İstanbul'a bu amaçla tamamen özel olarak geldim. Eğer gelmeseydim bu sonsuzluğa göçen büyük insanın önünde ağlamasaydım, bu sonsuz ayrılığa katlanamazdım. Ona saygı görevimi yapabilmek için İstanbul'a geldim. Gelir gelmez saraya gittim. Büyük arkadaşımın tabutu önünde durdum, eğildim, ağladım. Acım Türk Milleti'nin acısı kadar büyüktür. Sevdiğim Türk Milleti'ne baş sağlığı dileğimin sunulmasına aracılığınızı dilerim.

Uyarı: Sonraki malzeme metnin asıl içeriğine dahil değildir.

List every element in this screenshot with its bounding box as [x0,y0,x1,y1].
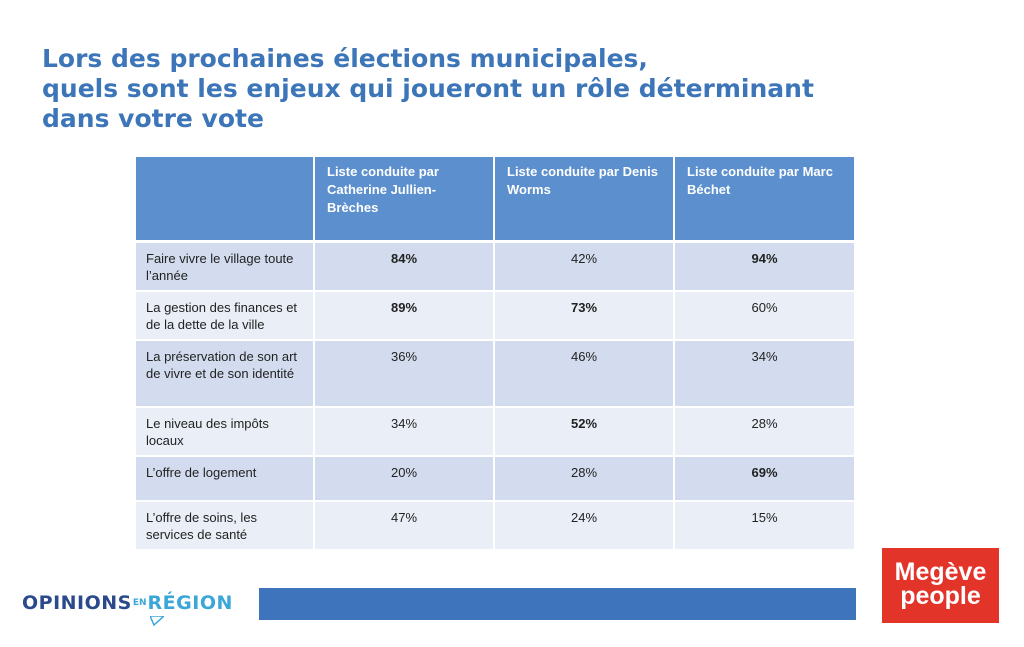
value-cell-bechet: 28% [674,407,854,457]
value-cell-jullien-breches: 47% [314,501,495,551]
header-list-worms: Liste conduite par Denis Worms [494,157,675,243]
value-cell-worms: 28% [494,456,675,502]
logo-people-text: people [900,582,981,610]
row-label: Faire vivre le village toute l’année [136,241,315,292]
opinions-en-region-logo: OPINIONSENRÉGION [22,592,237,626]
table-body: Faire vivre le village toute l’année 84% 4… [136,241,854,551]
value-cell-jullien-breches: 36% [314,340,495,408]
value-cell-worms: 46% [494,340,675,408]
table-row: Le niveau des impôts locaux 34% 52% 28% [136,407,854,457]
row-label: La gestion des finances et de la dette d… [136,291,315,341]
value-cell-jullien-breches: 89% [314,291,495,341]
logo-opinions-text: OPINIONS [22,592,132,614]
row-label: L’offre de logement [136,456,315,502]
table-header-row: Liste conduite par Catherine Jullien-Brè… [136,157,854,243]
header-empty-cell [136,157,315,243]
value-cell-bechet: 94% [674,241,854,292]
logo-en-text: EN [132,598,147,608]
value-cell-jullien-breches: 84% [314,241,495,292]
table-row: L’offre de logement 20% 28% 69% [136,456,854,502]
value-cell-bechet: 69% [674,456,854,502]
table-row: Faire vivre le village toute l’année 84% 4… [136,241,854,292]
table-row: La préservation de son art de vivre et d… [136,340,854,408]
value-cell-jullien-breches: 34% [314,407,495,457]
header-list-bechet: Liste conduite par Marc Béchet [674,157,854,243]
value-cell-bechet: 15% [674,501,854,551]
title-line-3: dans votre vote [42,104,264,133]
row-label: L’offre de soins, les services de santé [136,501,315,551]
footer-bar [259,588,856,620]
table-row: La gestion des finances et de la dette d… [136,291,854,341]
table-row: L’offre de soins, les services de santé 4… [136,501,854,551]
row-label: Le niveau des impôts locaux [136,407,315,457]
results-table: Liste conduite par Catherine Jullien-Brè… [136,157,854,551]
logo-region-text: RÉGION [147,592,233,614]
logo-megeve-text: Megève [894,558,987,586]
value-cell-worms: 73% [494,291,675,341]
value-cell-bechet: 34% [674,340,854,408]
value-cell-bechet: 60% [674,291,854,341]
title-line-2: quels sont les enjeux qui joueront un rô… [42,74,814,103]
value-cell-worms: 24% [494,501,675,551]
value-cell-worms: 52% [494,407,675,457]
header-list-jullien-breches: Liste conduite par Catherine Jullien-Brè… [314,157,495,243]
row-label: La préservation de son art de vivre et d… [136,340,315,408]
value-cell-jullien-breches: 20% [314,456,495,502]
value-cell-worms: 42% [494,241,675,292]
slide-title: Lors des prochaines élections municipale… [42,44,1002,134]
megeve-people-logo: Megève people [882,548,999,623]
title-line-1: Lors des prochaines élections municipale… [42,44,648,73]
speech-bubble-tail-icon [150,616,164,626]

O büyük insan yalnız Türkiye için değil, bütün doğu milletleri için de en büyük önderdi.

1963-1966 yıllarının Irak Cumhurbaşkanı Abdülselam Arif: Modern Türkiye'nin doğulu olmaktan fazla batılaşmasına kararlı bulunması her ne kadar Atatürk'ün iş programının en belirli niteliğini meydana getiriyorsa da memleketini yüzyılın gerekleriyle bağdaşacak siyasal bir düzene kavuşturmak, ekonomik, sosyal ve kültürel yönlerden kalkındırmak uğrunda Atatürk'ün sarfetmiş olduğu çabaların değeri inkar kabul etmez bir gerçektir. Atatürk bir çocuk bırakmadı, lakin kendisine daima ; "Sen babamsın, hayatımın sebebisin, velinimetimsin, senin adın gönüllerimizde daima sevgi ve takdis ile yaşayacaktır" diyecek bir büyük millet bırakmıştır.

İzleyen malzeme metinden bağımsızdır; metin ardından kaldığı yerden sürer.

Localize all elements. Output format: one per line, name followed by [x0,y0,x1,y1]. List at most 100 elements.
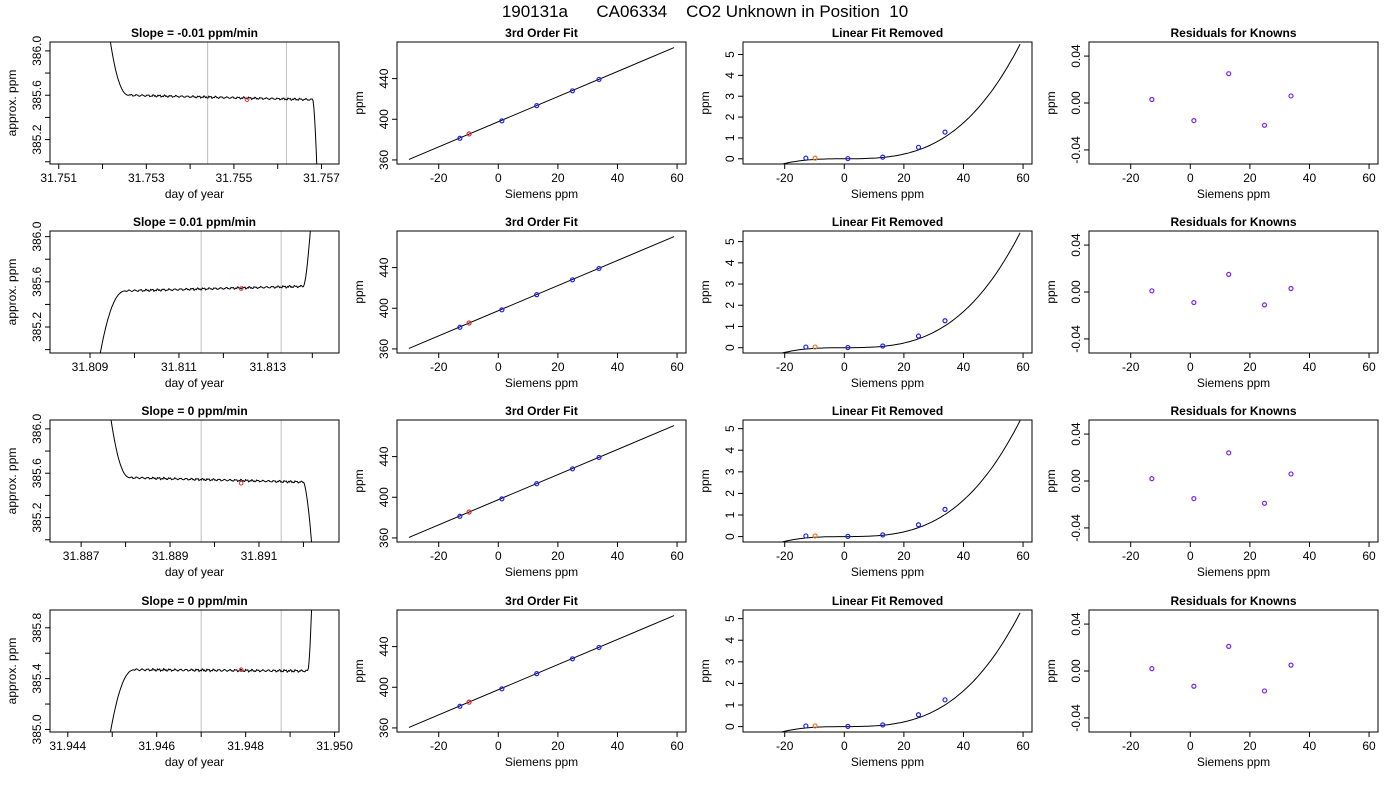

Pakistan Cumhurbaşkanı Eyüp Han: Kemal Atatürk, yalnız bu yüzyılın en büyük adamlarından biri değildir. Biz Pakistan'da, O'nu geçmiş bütün çağların en büyük adamlarından biri olarak görüyoruz. Askeri bir deha, doğuştan bir lider ve büyük bir yurtsever olan Kemal Atatürk, memleketinizi yeniden büyüklük yoluna koydu. O yalnız sizin milletinizin sevgili lideri değildi. Dünyadaki bütün Müslümanlar gözlerini sevgi ve hayranlık hisleriyle O'na çevirmişlerdi. O, Müslüman dünyasında yeniden siyasi uyanış yönünden ileriye doğru cesur bir adım atan bir avuç insandan biriydi.

Pakistanlı Şair İkbal:
Bizim aslımız rengi uçmuş bir kıvılcım iken, O'nun bakışı ile cihanı kaplayan ve aydınlatan bir güneş haline geldik.

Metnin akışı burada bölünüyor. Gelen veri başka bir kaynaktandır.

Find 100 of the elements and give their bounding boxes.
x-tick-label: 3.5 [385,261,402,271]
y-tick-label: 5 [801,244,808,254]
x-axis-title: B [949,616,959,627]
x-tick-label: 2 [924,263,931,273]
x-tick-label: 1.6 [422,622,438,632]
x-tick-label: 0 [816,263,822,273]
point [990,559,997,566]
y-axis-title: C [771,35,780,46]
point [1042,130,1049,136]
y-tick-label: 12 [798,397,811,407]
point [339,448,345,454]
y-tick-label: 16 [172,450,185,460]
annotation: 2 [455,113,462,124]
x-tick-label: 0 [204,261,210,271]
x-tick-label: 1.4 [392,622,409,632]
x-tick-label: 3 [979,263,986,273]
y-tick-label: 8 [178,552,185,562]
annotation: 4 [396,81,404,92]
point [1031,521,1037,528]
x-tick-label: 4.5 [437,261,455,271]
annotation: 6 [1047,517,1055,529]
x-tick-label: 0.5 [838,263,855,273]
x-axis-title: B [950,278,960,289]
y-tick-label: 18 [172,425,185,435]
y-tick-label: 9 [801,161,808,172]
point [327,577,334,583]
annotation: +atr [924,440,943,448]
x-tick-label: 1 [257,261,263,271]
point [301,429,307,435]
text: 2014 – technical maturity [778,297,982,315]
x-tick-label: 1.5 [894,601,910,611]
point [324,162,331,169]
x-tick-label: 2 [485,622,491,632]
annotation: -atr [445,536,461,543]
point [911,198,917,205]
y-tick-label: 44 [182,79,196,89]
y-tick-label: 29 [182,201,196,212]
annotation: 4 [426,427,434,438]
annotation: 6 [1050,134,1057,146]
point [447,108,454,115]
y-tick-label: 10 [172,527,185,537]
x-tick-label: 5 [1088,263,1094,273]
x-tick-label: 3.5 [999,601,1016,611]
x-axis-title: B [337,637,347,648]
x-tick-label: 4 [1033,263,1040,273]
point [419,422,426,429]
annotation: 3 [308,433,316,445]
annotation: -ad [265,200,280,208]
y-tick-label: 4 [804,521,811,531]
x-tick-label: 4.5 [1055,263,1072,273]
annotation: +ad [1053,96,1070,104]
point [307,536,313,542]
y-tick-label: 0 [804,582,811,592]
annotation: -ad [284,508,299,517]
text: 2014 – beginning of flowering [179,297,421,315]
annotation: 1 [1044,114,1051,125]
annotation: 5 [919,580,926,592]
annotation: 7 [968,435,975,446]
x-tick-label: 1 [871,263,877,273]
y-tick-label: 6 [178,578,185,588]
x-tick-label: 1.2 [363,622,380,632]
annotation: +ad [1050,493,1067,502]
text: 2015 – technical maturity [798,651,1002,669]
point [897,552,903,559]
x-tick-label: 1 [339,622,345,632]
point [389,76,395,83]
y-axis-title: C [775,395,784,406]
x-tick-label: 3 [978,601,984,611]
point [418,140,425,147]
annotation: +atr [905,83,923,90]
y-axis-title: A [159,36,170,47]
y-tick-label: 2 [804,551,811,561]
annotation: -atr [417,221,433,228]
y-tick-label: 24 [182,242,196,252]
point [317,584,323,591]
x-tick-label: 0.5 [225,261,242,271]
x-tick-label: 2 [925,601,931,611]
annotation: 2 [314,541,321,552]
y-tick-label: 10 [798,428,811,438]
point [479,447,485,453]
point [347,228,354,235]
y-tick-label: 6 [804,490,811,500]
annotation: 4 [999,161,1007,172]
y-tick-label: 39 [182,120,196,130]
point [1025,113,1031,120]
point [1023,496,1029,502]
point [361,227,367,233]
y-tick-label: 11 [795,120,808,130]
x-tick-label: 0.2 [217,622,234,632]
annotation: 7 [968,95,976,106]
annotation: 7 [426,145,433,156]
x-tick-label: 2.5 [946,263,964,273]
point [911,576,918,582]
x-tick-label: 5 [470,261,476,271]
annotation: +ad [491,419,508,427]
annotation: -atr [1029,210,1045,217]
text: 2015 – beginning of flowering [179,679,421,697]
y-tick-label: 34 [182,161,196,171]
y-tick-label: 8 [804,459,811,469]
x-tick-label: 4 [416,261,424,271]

Tunus Cumhurbaşkanı Habib Burgiba: Tunus Milleti bugün, yüzyıllık bağlarla bağlı bulunduğu kardeş ve soylu Türk Milleti ile, Mustafa Kemal'in unutulmaz anısını canlandırmak ve saygıyla anmak üzere hürmetkar bir düşünce içinde birleşmektedir. Milletimiz Gazi'nin ölmez eseri için en büyük hayranlığı O'nun sahasında, savaş meydanlarında, büyük asker olduğunu tesbit ettikten sonra, her şeyin tamamen kaybolduğu zannedildiği bir anda, milletinden ümidini kesmeyi ve yenilgiyi kabul etmeyi şiddetle reddeden Tanrı'nın seçtiği büyük insanı anıyoruz. O, güçleri birleştirmeyi, kırılmış cesaretleri yükseltmeyi bilmiş ve talihi zorlayarak, millî ülkenin bütünlüğünü tekrar kurmuş ve memleketinin bağımsızlık ve egemenliğini kazanmasını başarmıştır. Atatürk böylece, ölümü esirliğe tercih eden bir milletin neler yapabileceğini hayretler içinde bulunan dünyaya göstermiştir. Bu örnek unutulmayacaktır.